The eighty-nine study subjects of the study had a mean age of forty-three, and most were minorities, mostly black. The majority were also male, and unemployed. The categories for traumatic life experiences were described as personal trauma (serious accident or illness, financial problems, discrimination, or incarceration), familial trauma, nonsexual abuse, and sexual abuse.
Patients in this study had an average of eight traumatic life experiences, and twenty-seven percent met criteria for the diagnosis of post-traumatic stress disorder. Not surprisingly, women were four times more likely to have PTSD as men. Interestingly, those with less than a high school education were also four times more likely to have PTSD.
Two-thirds of the patients entering treatment were retained in treatment at one year, and the diagnosis of PTSD didn’t increase the likelihood of treatment drop-out. However, continued positive urine drug screens for opioids of benzos was the strongest predictor of treatment drop-out.

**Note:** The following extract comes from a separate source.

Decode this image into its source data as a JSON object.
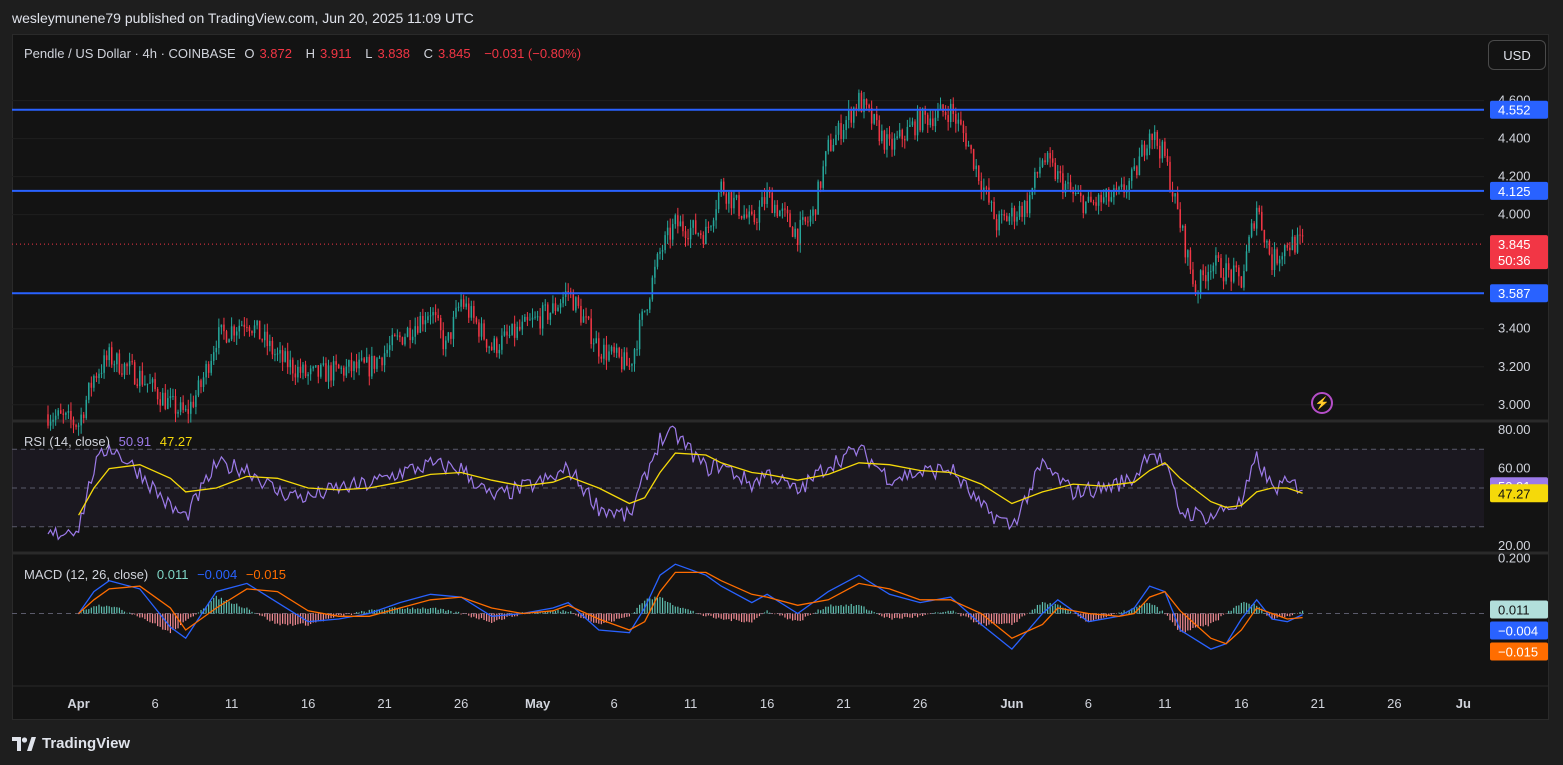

So what does this mean? It’s tricky to apply this data to the patients I see, who are a completely different demographic. I work at two small town methadone clinics, and the patients at both are overwhelmingly white, and reside in the small towns or in the rural countryside. Do they have fewer traumas in their lives than inner city minorities? I suspect that’s the case, but perhaps rural living brings a different kind of stress…like isolation, loneliness, or boredom.

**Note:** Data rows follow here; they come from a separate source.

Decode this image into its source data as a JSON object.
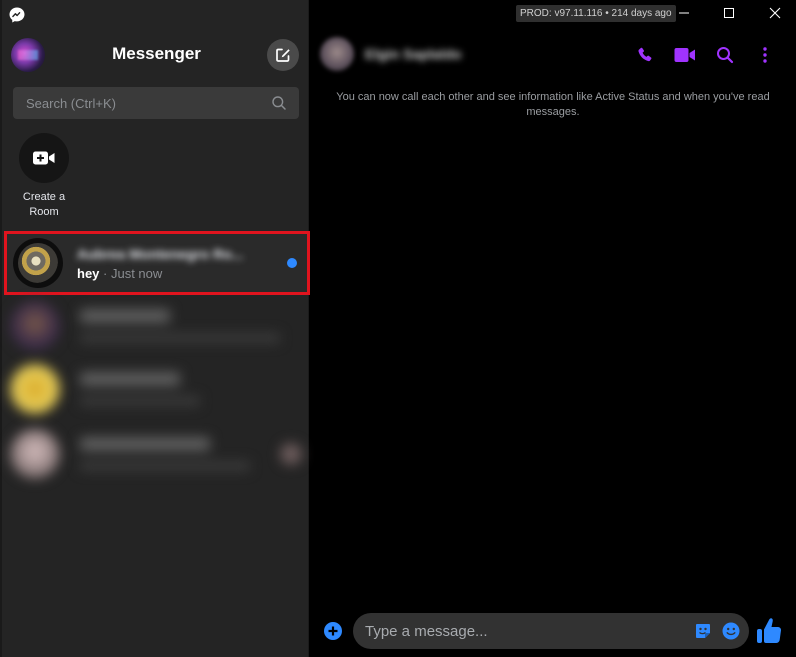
{
  "app": {
    "title": "Messenger",
    "version_badge": "PROD: v97.11.116 • 214 days ago"
  },
  "window_controls": [
    "minimize",
    "maximize",
    "close"
  ],
  "sidebar": {
    "search": {
      "placeholder": "Search (Ctrl+K)",
      "value": ""
    },
    "create_room_label": "Create a Room",
    "conversations": [
      {
        "name": "Aubrea Montenegro Ro...",
        "snippet_bold": "hey",
        "snippet_rest": " · Just now",
        "unread": true,
        "selected": true
      },
      {
        "name": "[blurred]",
        "selected": false
      },
      {
        "name": "[blurred]",
        "selected": false
      },
      {
        "name": "[blurred]",
        "selected": false
      }
    ]
  },
  "chat": {
    "contact_name": "Elgin Saplaldo",
    "notice": "You can now call each other and see information like Active Status and when you've read messages.",
    "header_icons": [
      "phone-icon",
      "video-call-icon",
      "search-icon",
      "more-icon"
    ],
    "composer": {
      "placeholder": "Type a message...",
      "value": ""
    }
  },
  "colors": {
    "accent_purple": "#a033ff",
    "accent_blue": "#2e89ff",
    "selection_border": "#e0141e",
    "sidebar_bg": "#242424",
    "chat_bg": "#000000"
  }
}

I was particularly intrigued by the finding that less than a high school education was associated with a four-time increased risk of PTSD. In the discussion part of their study, the authors wondered if not having graduated high school was a marker for people who were cognitively impaired. These impairments could mean such people have lower resilience to stress. Or maybe people who don’t finish high school have fewer options for employment, leading to increased stress and less resilience. Some of the other studies on this topic have shown similar findings.
As in other studies, this study shows addiction and PTSD are related, but we still don’t know which comes first. Does addiction put people in dangerous situations that are likely to become traumatic? Does drug use impair judgment about how to avoid dangerous situations? Or does the PTSD cause addiction, because patients with PTSD have unpleasant feelings, and drugs provide temporary relief from unpleasant feelings?
Patients with both addiction and PTSD do better in treatment if both problems are addressed at the same time. In the past, we erred in both directions. We told patients with PTSD that if they got mental health assistance, the drug use would just go away. (That might be true if the patient with PTSD had only substance abuse and not addiction). On the other hand, in the past, some treatment providers told patients with addiction and PTSD that if they just didn’t use drugs and worked a good recovery program, everything would be fine. Clearly this isn’t true for some patients, who need specific treatment for their PTSD because their symptoms continually trigger relapse to drug use.
Ideally, all opioid treatment programs could provide on-site mental health services for patients with co-occurring mental disorders. Even better, opioid treatment programs could also provide on-site primary care for their patients, but sadly this ideal is the exception rather than the norm.
- Himelhoch et. al., “Posttraumatic Stress Disorder and One-Year Outcome in Methadone Maintenance Treatment,” The American Journal on Addictions, Vol. 21(6) pp524-530.